Para tamu duduk secara acak, memungkinkan interaksi lintas kampus dan lintas generasi. Dosen senior, peneliti muda, hingga mahasiswa magister dan doktoral saling berbincang hangat, membahas tantangan psikologi di era digital, pentingnya pendekatan budaya dalam asesmen psikologis, hingga kemungkinan kolaborasi riset dan pengabdian masyarakat lintas daerah.
Dalam suasana informal namun penuh semangat akademik, peserta dari berbagai penjuru Indonesia merasa bahwa kebersamaan dan kolaborasi adalah pondasi masa depan psikologi yang humanis dan kontekstual.

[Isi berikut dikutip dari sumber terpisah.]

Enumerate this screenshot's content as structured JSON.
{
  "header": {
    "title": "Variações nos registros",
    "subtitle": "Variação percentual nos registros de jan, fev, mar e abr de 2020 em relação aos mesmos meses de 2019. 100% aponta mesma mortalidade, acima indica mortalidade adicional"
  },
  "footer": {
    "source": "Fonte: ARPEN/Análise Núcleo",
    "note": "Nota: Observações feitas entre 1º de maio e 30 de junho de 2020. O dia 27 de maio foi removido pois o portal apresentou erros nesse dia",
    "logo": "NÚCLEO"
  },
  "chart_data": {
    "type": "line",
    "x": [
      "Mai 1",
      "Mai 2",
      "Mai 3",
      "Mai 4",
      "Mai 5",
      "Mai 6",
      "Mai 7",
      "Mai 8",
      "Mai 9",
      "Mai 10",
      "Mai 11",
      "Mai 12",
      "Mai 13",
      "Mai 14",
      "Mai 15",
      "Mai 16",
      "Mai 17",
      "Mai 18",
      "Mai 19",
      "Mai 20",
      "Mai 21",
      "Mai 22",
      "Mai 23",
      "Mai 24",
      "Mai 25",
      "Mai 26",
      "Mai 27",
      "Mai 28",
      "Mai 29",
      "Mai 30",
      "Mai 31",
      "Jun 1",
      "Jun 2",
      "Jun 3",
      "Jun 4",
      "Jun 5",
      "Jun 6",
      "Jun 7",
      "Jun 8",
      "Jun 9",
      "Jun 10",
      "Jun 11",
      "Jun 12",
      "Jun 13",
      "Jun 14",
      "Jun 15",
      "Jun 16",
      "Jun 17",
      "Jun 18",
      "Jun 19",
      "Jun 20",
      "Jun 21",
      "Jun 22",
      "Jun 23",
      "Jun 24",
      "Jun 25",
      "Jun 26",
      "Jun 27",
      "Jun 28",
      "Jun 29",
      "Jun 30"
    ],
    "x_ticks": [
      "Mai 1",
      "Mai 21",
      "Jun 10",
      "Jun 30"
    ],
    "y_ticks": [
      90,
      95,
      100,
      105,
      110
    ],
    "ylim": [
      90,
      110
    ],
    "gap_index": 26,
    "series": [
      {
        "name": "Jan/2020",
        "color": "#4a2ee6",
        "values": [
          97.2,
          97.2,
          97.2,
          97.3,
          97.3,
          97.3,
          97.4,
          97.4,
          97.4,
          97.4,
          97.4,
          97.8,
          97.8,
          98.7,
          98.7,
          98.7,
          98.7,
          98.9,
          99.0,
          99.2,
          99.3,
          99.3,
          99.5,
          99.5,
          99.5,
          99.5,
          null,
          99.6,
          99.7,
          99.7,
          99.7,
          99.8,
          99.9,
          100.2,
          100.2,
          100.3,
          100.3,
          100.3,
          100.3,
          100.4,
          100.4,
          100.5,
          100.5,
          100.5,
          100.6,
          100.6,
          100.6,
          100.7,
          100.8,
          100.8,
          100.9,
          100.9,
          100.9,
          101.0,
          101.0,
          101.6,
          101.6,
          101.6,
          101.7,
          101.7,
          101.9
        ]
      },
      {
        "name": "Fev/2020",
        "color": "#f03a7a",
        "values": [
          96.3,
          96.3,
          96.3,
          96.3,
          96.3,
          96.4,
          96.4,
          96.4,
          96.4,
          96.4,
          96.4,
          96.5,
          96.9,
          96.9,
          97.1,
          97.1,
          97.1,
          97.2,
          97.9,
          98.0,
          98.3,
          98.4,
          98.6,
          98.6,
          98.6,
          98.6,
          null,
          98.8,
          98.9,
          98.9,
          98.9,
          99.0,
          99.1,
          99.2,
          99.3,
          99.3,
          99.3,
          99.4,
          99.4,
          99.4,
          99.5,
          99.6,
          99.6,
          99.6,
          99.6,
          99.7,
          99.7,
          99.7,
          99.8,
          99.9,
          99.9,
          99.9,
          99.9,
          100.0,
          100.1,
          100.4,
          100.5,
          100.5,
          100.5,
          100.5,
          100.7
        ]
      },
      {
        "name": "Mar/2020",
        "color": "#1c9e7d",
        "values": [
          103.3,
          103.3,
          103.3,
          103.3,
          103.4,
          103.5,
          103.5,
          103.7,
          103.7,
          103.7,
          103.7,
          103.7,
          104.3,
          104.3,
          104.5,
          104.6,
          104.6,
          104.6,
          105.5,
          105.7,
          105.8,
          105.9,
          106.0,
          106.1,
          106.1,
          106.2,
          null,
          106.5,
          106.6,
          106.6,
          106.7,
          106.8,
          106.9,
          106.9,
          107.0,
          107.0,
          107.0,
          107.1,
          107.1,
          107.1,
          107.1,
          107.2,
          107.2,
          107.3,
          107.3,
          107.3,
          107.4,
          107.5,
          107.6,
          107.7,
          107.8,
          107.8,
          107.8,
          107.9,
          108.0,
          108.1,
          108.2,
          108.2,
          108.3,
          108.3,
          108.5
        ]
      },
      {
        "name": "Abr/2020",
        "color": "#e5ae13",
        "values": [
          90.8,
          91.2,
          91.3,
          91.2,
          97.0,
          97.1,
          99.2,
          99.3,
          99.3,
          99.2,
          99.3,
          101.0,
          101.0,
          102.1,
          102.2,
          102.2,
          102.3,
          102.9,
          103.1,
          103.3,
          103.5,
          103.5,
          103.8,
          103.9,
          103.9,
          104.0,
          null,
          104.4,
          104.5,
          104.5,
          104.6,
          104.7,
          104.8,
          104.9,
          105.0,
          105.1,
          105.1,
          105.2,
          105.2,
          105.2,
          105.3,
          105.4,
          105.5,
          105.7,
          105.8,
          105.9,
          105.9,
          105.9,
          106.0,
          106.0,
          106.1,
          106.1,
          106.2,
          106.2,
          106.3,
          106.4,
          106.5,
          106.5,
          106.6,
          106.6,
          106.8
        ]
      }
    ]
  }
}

Pertunjukan malam itu tidak hanya menjadi hiburan, tetapi juga pernyataan simbolik tentang arah dan semangat psikologi Indonesia ke depan. Di tengah ancaman homogenisasi akibat globalisasi, acara ini menegaskan kembali pentingnya menjadikan budaya sebagai lensa dalam memahami dan melayani manusia.
“Lompat batu itu seperti inisiasi. Dalam dunia akademik, kita juga melewati lompatan besar dari mahasiswa ke peneliti, dari teoritisi ke praktisi. Kita harus kuat, terlatih, dan punya tujuan,” kata Rion, dengan penuh makna.
Sementara tarian multikultural menyiratkan pentingnya empati lintas budaya. Dalam dunia psikologi yang kian kompleks, memahami konteks sosial dan budaya klien adalah langkah esensial yang tak bisa diabaikan.
Dalam catatan banyak peserta, malam itu bukan hanya soal tari dan jamuan, tetapi sebuah pengingat bahwa pendidikan tinggi khususnya psikologi tak boleh terlepas dari konteks budaya dan keberagaman. Di sinilah letak kekuatan sekaligus tantangan: bagaimana menjembatani ilmu dan kearifan lokal, antara laboratorium dan lapangan, antara teori dan kenyataan hidup sehari-hari masyarakat Indonesia yang majemuk.
Kolokium AP2TPI 2025 di Medan baru saja dimulai, tetapi malam Welcoming Dinner ini telah mencatat sejarahnya sendiri: bahwa ilmu pun bisa menari, dan budaya bukan hanya objek kajian, melainkan mitra dalam menyembuhkan, membangun, dan menginspirasi.